We should refrain from misrepresenting the wildfire smoke risk as a long-term health problem, until supported by evidence. Instead we should properly elevate its risks to health in the short term (as the smoke event occurs).
Hazel Wheeler, MPH
Time change risks lives
I like Daylight Savings Time in the spring with longer sunlight after work, less now with darkness after work.
Modern support for DST came from a 1975 Department of Transportation study reporting a 1 percent energy savings may be moot with the increased use of air conditioning and seasonal-affective-disorder light therapy.
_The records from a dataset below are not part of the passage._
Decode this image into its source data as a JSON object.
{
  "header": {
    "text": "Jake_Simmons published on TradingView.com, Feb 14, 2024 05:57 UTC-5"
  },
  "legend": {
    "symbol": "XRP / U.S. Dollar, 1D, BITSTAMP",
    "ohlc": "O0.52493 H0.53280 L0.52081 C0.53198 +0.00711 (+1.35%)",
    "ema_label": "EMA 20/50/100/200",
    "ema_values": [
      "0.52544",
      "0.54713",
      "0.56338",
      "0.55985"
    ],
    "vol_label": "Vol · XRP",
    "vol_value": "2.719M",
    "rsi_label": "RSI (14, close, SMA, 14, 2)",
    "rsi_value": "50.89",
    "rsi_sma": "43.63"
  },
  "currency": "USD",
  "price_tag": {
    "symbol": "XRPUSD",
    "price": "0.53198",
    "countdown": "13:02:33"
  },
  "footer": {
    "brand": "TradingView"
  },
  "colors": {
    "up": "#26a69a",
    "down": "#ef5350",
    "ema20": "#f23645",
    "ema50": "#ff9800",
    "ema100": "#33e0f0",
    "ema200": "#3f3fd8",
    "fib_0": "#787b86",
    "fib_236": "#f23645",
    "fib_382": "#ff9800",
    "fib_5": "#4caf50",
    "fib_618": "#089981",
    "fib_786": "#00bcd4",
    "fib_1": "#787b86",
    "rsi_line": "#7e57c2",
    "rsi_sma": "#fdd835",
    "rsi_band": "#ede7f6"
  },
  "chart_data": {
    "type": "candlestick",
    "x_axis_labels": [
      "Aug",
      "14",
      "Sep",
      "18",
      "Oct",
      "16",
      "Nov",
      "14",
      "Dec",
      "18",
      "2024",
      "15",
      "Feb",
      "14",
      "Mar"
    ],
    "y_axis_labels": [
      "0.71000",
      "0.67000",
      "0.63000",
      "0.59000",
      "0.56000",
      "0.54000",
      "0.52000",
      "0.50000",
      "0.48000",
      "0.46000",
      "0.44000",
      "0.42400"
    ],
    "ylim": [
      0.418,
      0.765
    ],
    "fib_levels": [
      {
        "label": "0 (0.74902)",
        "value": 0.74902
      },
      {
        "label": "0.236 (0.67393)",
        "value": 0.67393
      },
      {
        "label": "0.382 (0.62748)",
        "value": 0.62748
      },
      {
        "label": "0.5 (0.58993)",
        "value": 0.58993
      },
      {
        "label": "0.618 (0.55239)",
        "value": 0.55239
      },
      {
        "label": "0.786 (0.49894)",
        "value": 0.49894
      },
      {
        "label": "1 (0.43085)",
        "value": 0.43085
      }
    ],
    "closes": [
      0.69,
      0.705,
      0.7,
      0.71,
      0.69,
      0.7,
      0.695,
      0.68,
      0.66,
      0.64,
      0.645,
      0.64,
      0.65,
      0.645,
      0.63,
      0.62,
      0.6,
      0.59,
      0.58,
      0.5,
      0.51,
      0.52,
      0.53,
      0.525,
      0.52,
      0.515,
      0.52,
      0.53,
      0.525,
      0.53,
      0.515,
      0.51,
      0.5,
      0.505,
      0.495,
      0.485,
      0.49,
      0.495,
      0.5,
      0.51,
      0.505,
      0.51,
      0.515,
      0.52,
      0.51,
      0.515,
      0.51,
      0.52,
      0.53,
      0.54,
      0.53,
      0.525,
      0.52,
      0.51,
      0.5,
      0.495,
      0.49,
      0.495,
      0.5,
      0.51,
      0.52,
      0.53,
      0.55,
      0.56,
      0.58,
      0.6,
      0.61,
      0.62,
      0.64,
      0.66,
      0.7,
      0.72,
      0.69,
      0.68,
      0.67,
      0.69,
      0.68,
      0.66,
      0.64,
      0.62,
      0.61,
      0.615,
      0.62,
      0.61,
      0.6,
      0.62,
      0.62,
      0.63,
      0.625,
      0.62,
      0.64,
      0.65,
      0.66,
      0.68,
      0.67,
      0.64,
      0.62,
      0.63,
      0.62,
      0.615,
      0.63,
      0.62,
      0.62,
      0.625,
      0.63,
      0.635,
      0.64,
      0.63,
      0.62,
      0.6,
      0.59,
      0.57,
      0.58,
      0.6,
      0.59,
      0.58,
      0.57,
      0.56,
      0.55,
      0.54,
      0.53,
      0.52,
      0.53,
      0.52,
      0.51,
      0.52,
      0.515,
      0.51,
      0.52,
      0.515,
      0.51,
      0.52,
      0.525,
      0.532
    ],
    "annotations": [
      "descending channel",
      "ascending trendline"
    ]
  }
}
What hasn’t changed is the spike in pedestrian fatalities by automobiles around 6 p.m. in the weeks after DST change.
Carnegie-Mellon University researchers found pedestrians are three times more likely to be struck and killed by a car in the week after DST compared to the month before. In 2005, researchers at the University of Michigan reported 63 pedestrian fatalities the week before DST and, sadly, 227 killed the week after. Fatalities decline in the weeks after DST, demonstrating drivers go through a period of adjustment.
When Benjamin Franklin mused about being thrifty with his lamp oil and proposed resetting clocks in a letter to the editor of the Journal de Paris in 1784, he couldn’t have had this evidence. We do. Let’s drive more cautiously at this time and be extra vigilant for pedestrians and bicyclists sharing the road. We don’t want to make any more sad news.